I don't know the mechanics of whatever rules your talking about, likely because they're specific to the AP.
But you're not really going to calculate a pattern of what I'm assuming are random dice rolls, not if they're truly random. Now physical dice are unlikely to be 100% purely random, but they're close enough that you're not going to gain much useful information trying to calculate the probabilities.
If the question is about whether your character calculating the chances counts as cheating with the context of the story...well I'll tell you Vegas doesn't like it when you count cards, but it's not technically cheating and they can't refuse to pay you your winnings for it. They will, once they figure it out, politely ask you to leave and tell you that you are no longer allowed to gamble at their establishment and refuse you service which they are within their right to do.
If this were to be a less reputable establishment they might harm you for doing it, though they wouldn't be within their rights to do so (normally speaking) and there if they did this kind of thing I would presume they would do it to any winners (of high enough value) regardless of calculating probabilities or not.

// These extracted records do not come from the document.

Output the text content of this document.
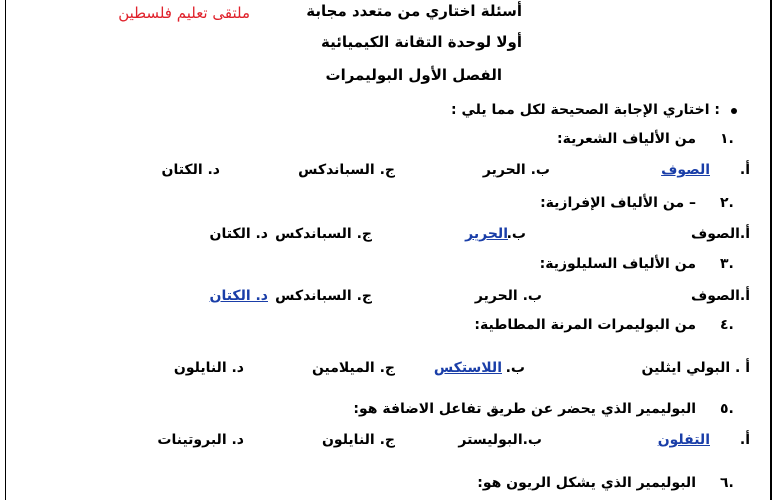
ملتقى تعليم فلسطين	أسئلة اختاري من متعدد مجابة
أولا لوحدة التقانة الكيميائية
الفصل الأول البوليمرات
: اختاري الإجابة الصحيحة لكل مما يلي :
١.
من الألياف الشعرية:
أ.
الصوف
ب. الحرير
ج. السباندكس
د. الكتان
٢.
– من الألياف الإفرازية:
أ.الصوف
ب.
الحرير
ج. السباندكس
د. الكتان
٣.
من الألياف السليلوزية:
أ.الصوف
ب. الحرير
ج. السباندكس
د. الكتان
٤.
من البوليمرات المرنة المطاطية:
أ . البولي ايثلين
ب.
اللاستكس
ج. الميلامين
د. النايلون
٥.
البوليمير الذي يحضر عن طريق تفاعل الاضافة هو:
أ.
التفلون
ب.البوليستر
ج. النايلون
د. البروتينات
٦.
البوليمير الذي يشكل الريون هو:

Calculation and cheating are two different strategies for solving the drone race order - cheating is even listed after calculation, so there's no ambiguity. They aren't the same.
Calculation is just doing what technical analysts do on stock prices - trying to find patterns on perhaps not perfectly random walk data (the drone race data is not perfectly random). It's not cheating, it's not insider trading, it's just analysis.
What's probably confusing you is that one listed method of cheating (there are others in this scenario) is trying to access other player's calculations via sneaking a look or directly hacking their datapads. That's cheating because you're stealing their work, but they aren't cheating by doing their own calculations and you aren't by doing yours.